White House press secretary Sarah Sanders said Tuesday that if Congress won’t agree to an additional $5 billion toward a border wall, then President Trump would seek other government funds to pay for it.
Hours earlier, the White House indicated it could back down on its threat to shut down the government come Friday over the border wall money. But to save face, the Trump administration is twisting itself in knots trying to explain how Mexico and not U.S. taxpayers will ultimately fund the wall even as it asks for new congressional appropriations or money from other agencies.
“The president has asked every agency to look and see if they have money that can be used for that purpose, and that’s exactly what we’re doing,” Sanders told reporters during her 10-minute afternoon news briefing.
But, a reporter pressed, the deficit is over $1 trillion, so why is the American taxpayer paying for the wall when Trump as a candidate promised that Mexico would pay for it?
“We’re not asking American taxpayers for that. We are looking at existing funding through other agencies right now that we can draw on to do that in — immediately,” Sanders said. “The president has been clear that the USMCA deal would provide additional revenue through the deal that would show that Mexico has paid for the wall.” The USMCA is the administration’s proposed new trade agreement with Mexico and Canada.

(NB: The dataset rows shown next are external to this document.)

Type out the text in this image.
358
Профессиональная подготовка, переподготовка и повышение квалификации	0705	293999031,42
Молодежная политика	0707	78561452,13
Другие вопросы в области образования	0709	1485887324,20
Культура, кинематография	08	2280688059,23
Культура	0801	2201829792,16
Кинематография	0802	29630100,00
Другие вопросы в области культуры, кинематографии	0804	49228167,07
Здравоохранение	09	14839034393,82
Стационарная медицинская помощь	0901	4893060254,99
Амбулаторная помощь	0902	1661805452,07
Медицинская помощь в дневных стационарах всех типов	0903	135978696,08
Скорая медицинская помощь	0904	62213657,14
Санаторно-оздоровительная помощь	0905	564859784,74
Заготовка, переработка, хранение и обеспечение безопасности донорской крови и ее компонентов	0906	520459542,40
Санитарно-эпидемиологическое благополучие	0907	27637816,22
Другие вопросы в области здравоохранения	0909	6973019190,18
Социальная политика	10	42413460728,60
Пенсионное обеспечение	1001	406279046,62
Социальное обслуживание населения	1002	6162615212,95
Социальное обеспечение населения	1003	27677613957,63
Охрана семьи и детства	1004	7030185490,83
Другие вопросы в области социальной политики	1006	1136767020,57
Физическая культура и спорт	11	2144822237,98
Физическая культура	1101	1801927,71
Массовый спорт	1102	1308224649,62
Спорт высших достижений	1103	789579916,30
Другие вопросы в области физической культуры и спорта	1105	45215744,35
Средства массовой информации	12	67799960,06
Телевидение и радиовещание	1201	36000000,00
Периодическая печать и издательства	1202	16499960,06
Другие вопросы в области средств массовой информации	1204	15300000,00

Okay, let’s break this down. First, any existing funding that other agencies have in their coffers is taxpayer money. So, as many, many people pointed out on Twitter, trying to claim the money isn’t coming from the American public is either misinformed or misleading.
We asked “@TheBudgetGuy,” a.k.a. Stan Collender, in an email about Sanders’s claim. He responded: “The quick answer is that’s BS. All that is taxpayer’s money.”
The White House has been trumpeting for a long time that its new trade deal with Mexico and Canada (which has not yet been ratified by Congress) will generate enough new revenue that it will be as if Mexico is paying for the wall. (Or, in that case, is Canada paying for it?)
Sanders reasoned during the briefing that “we’re talking about additional revenue that wouldn’t have existed without the president getting a new deal” and that revenue coupled with money saved means “we can pay for the wall four times over, and by doing that new trade deal we have the opportunity to pay for the wall.”
But when a reporter followed up by asking if the White House had done the math on that, Sanders said vaguely, “There have been a number of things that we’ve looked at.”
Luckily, The Washington Post’s Philip Bump did do some math and determined that if Sanders was referring to increased tax revenue from the addition of new jobs thanks to the trade deal, the math is actually simple. If — and these are big ifs — the deal generated 10,000 new American jobs at an annual salary of $100,000 and an 18 percent federal tax rate, the wall could be paid off in as little as 100 years.
But even if the deal encouraged manufacturers not to relocate plants in Mexico or to move them back to America, that’s still not Mexico paying for the wall. It’s U.S. taxpayers.